Лестница уже вовсю вопила, когда Большой Прапрадед наконец распахнулся и наружу выплыла Ормили со своей Пердитой Брейтуэйт, оказавшись на ступеньках впереди всех, а вслед за ними, попутно больно хлопнувшись о дверь, появился и Туммис со своей Хилари. Удара он, кажется, и не заметил, поскольку все еще пребывал в стране своих грез, свидетельством чему были безудержная улыбка, некое покраснение вокруг припухших губ и непроизвольный вздох, слишком громкий, чтобы я его не услышал: «О, как же я люблю ее!»

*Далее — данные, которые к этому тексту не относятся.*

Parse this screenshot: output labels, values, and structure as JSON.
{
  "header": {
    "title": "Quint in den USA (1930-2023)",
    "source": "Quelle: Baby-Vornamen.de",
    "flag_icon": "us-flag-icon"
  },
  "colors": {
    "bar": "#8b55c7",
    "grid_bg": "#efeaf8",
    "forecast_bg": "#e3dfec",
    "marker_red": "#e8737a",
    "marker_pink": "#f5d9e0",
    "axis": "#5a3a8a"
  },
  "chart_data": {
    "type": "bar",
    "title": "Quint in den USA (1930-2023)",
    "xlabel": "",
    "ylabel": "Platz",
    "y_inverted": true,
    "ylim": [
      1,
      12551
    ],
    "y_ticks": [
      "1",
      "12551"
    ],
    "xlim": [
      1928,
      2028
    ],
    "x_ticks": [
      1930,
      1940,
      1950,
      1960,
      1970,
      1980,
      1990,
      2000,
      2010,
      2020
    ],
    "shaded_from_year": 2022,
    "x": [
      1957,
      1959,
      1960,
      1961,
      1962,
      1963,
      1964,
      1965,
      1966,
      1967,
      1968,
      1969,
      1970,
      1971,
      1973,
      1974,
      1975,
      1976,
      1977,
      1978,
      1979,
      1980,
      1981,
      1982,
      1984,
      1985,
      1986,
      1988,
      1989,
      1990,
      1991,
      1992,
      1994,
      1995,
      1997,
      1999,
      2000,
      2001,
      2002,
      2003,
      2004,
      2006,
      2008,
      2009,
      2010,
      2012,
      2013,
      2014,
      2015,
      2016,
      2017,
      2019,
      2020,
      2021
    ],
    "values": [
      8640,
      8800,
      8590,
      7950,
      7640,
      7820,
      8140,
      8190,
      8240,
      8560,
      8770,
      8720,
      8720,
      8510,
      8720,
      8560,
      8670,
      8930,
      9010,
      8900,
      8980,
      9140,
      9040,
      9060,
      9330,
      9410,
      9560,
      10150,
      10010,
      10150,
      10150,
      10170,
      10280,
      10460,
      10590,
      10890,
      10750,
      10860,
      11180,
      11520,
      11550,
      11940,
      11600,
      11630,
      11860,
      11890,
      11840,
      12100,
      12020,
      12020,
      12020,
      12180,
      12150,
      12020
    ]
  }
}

— О-о-о, да заткнись же наконец, — простонал в ответ я, — и веди себя как ни в чем не бывало, а то, видишь ли, Муркус на подходе!
Муркус, долго не рассусоливая, тут же спустил Туммиса с лестницы — по счастью, лететь было недалеко, так что все, можно сказать, обошлось, разве что очень развеселило младших кузенов, для которых само присутствие Муркуса было залогом потехи. Туммис и сам встал с улыбкой, видимо, все еще под воздействием обезболивающего под названием «любовь». После лестничной толчеи все наконец стали рассаживаться по своим скамейкам на вечернюю службу: тетушки и дядюшки, кузены и кузины — все по своим загонам, где по десять, где по двадцать; в одних сидели все в полноправных брюках, в других, в самых первых рядах, — все в коротких штанишках (и я в их числе); мальчики, само собой, — в западном нефе, девочки (а где-то среди них и Ормили) — в восточном. Галдеж стоял такой, какой, небось, бывает на большом птичьем слете ворон и воронов, сорок и галок, всех разом. В разбухшей от народа часовне я чувствовал себя так, будто мою голову засунули в гудящий колокол, что, разумеется, не могло не сказаться на ее состоянии: всякий раз дело заканчивалось тем, что и сама голова гудела, меня бросало в жар, и я падал на постель, благодаря Бога, что такая вечерняя служба у нас случается лишь раз в неделю. Средь гула и гомона я не мог расслышать ни одной вещи.